By Jai Mrug
As the media followed the ink attack on Kejriwal in Varanasi, it again looked like a fight between David and Goliath. Even by the most optimistic estimates David might not win this battle. So why the contest ? Why should Kerjriwal spend his time in a contest in Varanasi when he has so much to be gained by campaigning across the country and the AAP seems challenged in its home base of Delhi. Often you have to lose a battle to win the war, and that is exactly what Kejriwal is doing. So the battle is for Varanasi , the war is not.
Flashback to November 2013 - the battle between Sheila Dikshit and Arving Kejriwal. By positioning himself as an opponent "itching for a combat" with Sheila Dikshit, he eventually positioned himself as the other pillar of Delhi politics, giving the BJP a run for its money. So what does Kejriwal seek to obtain out of the battle in Varanasi ? Does he hope to displace the BJP completely now? Not quite. The actual competition is to occupy the space that the Congress is soon vacating. In 2014 the Congress is expected to sink to a historically low tally. The shrinking footprint of the Congress may soon incapacitate it from emerging even as a strong regional alternative to the BJP. So for an opponent of the Congress the key lies in how he accelerates this decline or positions himself to make the most of a historic meltdown. It can be done by taking away some of the most committed voters of the party, that can push the party in a state of terminal decline. In this case the most committed voters of the Congress have been minorities, and Kejriwal needs to signal to them. The battle is not therefore to give Modi a fight but to ensure that the most entrenched Congress voter knows he is the next best suitor for them.
And so does that mean, Kejriwal has nothing to gain in this election from this contest? Quite the opposite. The anti- Modi qualifier has quite the possibility of pushing many minorities into the arms of the AAP, and a sizeable movement on the ground already seems to have started. In UP, the AAP has worked hard to wean away minority voters.
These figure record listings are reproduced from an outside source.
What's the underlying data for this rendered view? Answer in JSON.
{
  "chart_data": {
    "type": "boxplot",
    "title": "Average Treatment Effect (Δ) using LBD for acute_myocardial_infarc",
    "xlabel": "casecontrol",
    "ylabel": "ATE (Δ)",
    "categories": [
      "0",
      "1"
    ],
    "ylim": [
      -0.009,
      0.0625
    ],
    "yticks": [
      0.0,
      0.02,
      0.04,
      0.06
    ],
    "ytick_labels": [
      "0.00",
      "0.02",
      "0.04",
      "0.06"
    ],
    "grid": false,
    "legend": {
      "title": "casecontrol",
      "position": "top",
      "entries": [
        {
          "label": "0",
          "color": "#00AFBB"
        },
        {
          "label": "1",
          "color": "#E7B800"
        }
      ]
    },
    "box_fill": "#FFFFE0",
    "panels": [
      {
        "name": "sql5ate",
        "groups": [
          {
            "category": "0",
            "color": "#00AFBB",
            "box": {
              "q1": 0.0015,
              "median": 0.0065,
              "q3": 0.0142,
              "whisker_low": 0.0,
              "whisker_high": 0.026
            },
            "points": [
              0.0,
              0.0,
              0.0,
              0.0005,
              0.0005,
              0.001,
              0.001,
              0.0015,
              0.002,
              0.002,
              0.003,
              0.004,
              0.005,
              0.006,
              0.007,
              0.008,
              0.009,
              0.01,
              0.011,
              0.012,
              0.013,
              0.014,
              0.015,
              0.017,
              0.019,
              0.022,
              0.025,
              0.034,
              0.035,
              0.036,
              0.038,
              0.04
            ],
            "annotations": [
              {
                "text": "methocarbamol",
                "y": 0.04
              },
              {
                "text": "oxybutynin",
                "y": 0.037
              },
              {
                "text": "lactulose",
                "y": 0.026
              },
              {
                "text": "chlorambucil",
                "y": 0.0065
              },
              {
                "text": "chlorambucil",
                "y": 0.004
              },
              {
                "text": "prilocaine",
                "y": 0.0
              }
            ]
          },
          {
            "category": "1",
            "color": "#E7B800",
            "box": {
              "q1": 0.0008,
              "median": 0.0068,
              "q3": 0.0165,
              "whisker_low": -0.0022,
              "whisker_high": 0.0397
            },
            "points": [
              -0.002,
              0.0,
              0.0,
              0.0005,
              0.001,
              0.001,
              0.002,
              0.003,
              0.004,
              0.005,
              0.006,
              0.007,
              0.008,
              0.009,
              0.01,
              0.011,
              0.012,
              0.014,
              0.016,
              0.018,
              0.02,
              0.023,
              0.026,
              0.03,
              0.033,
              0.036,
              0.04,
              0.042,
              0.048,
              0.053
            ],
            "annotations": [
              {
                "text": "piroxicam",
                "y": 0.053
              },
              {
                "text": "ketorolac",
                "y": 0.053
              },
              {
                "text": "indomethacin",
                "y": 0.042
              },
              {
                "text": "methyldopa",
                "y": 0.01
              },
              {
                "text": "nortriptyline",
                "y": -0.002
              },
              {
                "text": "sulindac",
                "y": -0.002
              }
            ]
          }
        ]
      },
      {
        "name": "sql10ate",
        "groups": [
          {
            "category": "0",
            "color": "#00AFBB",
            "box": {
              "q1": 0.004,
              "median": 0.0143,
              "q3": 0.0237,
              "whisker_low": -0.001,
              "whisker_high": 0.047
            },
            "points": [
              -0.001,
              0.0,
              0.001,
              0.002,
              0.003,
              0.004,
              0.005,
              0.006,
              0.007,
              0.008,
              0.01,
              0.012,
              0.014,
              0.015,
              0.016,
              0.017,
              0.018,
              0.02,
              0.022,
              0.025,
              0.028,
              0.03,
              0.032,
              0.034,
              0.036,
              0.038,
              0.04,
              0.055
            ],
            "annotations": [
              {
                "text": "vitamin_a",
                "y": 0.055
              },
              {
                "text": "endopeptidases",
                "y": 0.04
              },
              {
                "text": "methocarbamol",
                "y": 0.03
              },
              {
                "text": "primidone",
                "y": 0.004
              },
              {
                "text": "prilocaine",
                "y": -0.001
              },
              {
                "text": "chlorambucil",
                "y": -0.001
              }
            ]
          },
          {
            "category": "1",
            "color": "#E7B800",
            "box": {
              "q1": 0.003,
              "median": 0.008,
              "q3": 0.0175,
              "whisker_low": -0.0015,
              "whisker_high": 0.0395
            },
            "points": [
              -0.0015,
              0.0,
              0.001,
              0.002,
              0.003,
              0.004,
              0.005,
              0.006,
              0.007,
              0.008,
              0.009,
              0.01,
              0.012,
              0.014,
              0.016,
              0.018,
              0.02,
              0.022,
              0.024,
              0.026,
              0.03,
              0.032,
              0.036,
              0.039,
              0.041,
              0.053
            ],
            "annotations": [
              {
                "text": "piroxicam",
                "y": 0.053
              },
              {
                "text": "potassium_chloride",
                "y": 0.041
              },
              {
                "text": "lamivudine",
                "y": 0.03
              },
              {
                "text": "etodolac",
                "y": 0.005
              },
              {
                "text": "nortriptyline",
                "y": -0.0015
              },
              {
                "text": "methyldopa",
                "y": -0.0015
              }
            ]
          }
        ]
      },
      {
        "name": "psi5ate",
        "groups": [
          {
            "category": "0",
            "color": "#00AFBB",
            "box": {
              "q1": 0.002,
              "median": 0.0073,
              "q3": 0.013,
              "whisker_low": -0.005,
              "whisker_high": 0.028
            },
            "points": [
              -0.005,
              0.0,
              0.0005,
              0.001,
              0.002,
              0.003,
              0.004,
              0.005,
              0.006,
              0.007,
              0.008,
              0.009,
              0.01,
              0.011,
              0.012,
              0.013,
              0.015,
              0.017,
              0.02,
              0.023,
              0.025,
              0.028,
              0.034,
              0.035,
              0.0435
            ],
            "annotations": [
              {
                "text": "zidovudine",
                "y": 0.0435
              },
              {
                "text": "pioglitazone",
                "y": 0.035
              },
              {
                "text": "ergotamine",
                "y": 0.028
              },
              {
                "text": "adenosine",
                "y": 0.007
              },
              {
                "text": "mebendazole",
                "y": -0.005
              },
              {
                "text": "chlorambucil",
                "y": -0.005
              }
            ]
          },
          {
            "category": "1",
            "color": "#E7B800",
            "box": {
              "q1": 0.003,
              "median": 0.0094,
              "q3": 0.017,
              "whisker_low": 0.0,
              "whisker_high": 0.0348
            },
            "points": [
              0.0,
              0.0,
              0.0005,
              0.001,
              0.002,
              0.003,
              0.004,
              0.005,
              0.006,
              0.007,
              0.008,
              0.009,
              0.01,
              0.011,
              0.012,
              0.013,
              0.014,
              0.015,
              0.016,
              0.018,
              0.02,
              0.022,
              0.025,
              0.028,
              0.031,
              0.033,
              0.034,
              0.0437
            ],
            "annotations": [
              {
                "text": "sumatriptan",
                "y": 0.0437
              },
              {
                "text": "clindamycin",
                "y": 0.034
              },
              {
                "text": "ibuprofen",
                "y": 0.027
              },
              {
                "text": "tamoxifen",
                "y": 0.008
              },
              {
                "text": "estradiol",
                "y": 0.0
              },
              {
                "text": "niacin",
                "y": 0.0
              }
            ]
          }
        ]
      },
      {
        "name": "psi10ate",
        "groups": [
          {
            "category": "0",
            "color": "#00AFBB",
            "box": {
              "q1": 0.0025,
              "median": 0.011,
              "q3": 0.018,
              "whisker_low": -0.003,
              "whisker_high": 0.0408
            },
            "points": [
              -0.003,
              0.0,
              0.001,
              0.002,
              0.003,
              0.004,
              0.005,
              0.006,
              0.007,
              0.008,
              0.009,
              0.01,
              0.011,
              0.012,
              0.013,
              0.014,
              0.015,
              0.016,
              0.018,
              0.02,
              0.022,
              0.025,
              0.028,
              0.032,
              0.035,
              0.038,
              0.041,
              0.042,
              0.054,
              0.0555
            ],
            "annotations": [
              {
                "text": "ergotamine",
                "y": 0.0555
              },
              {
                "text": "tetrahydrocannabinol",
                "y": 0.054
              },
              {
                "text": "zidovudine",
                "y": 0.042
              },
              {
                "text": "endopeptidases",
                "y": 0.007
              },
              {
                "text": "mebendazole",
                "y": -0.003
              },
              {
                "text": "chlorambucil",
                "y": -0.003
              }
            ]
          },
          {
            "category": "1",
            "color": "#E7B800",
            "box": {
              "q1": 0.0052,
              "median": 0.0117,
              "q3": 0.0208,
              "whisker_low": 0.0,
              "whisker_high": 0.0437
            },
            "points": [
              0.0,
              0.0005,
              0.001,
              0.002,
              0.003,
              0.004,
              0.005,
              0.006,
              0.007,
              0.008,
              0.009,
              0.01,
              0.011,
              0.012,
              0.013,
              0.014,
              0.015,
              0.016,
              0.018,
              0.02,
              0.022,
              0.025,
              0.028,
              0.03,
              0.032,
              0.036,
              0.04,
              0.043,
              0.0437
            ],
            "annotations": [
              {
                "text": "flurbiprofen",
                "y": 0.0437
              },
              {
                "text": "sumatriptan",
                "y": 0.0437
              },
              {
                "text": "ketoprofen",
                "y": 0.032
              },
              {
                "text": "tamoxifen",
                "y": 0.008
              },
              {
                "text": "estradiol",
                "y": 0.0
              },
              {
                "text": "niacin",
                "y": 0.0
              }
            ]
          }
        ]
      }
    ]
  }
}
To cite a couple of examples it has fielded a MPLB (Muslim Personal Law board) member, Maulana Kalbe Rushaid, from Amroha, a veteran leader, Mahmood Husain Rehmani, an eye surgeon from Kanpur, and a veteran contestant (Dabre Alam) from Padrauna. Not to mention of Shazia Ilmi from Ghaziabad. A groundswell of minority support across these and other seats could produce a windfall for the AAP and that is what Kejriwal seeks. Arvind Kejriwal is not fighting a battle to win Varanasi, but to ensure this windfall , not just in Uttar Pradesh but outside too. Apart from this election, such gains will help accelerate the movement of other social blocs towards the AAP post election.
Reports from the ground now suggest a movement of minorities towards the AAP in cities like Mumbai and smaller towns like Jaipur, a movement through which the AAP can ensure long term and sustainable damage to the Congress. In Mumbai North-East, Medha Patkar has quite made the fight triangular by weaning away minorities from the Congress support base. Mumbai South, from where Meera Sanyal is testing the waters, has two assembly segments that are minority dominant. Minorities in this seat could be a game changer as much as they could be in Mumbai North-West where Mayank Gandhi of AAP is trying his luck.
The AAP ideologically can seek to displace only the Congress and occupy the space that is being vacated by the Left and Left of Centre forces. Its techniques of fasting and non-violence are the very same techniques that were deployed by Mahatma Gandhi to harness the anti- establishment sentiment. However coincidental it may sound, Kejriwal is a practitioner of Vippasana, that has its roots in Buddhism. The Theosophical Society, the ideological predecessor of the Congress, was seen as a quasi Buddhist movement in the 19th Century, preaching tenets of universal brotherhood like Buddhism. It is therefore in some way not a surprise that the two seek to occupy the same constituency. As the Congress vacates the Left of Centre space , the AAP seeks to quickly occupy the same.
What is unique about the Aam Admi Party is that it is seeking to dismember the Congress base by poaching on one of its most fundamental constituents – the minorities, something no other party with a national foot print has worked on in a way as systematic as the Aam Admi Party. Close to a quarter of the AAP candidates in UP are Muslims.
The Battle for Varanasi is thus not the fight against Modi. The subtext is the AAP readying its long term strategy to ultimately replace the Congress as the other pole in Indian politics. Strange as it may sound, it does not need to take pot shots at the Congress for the same.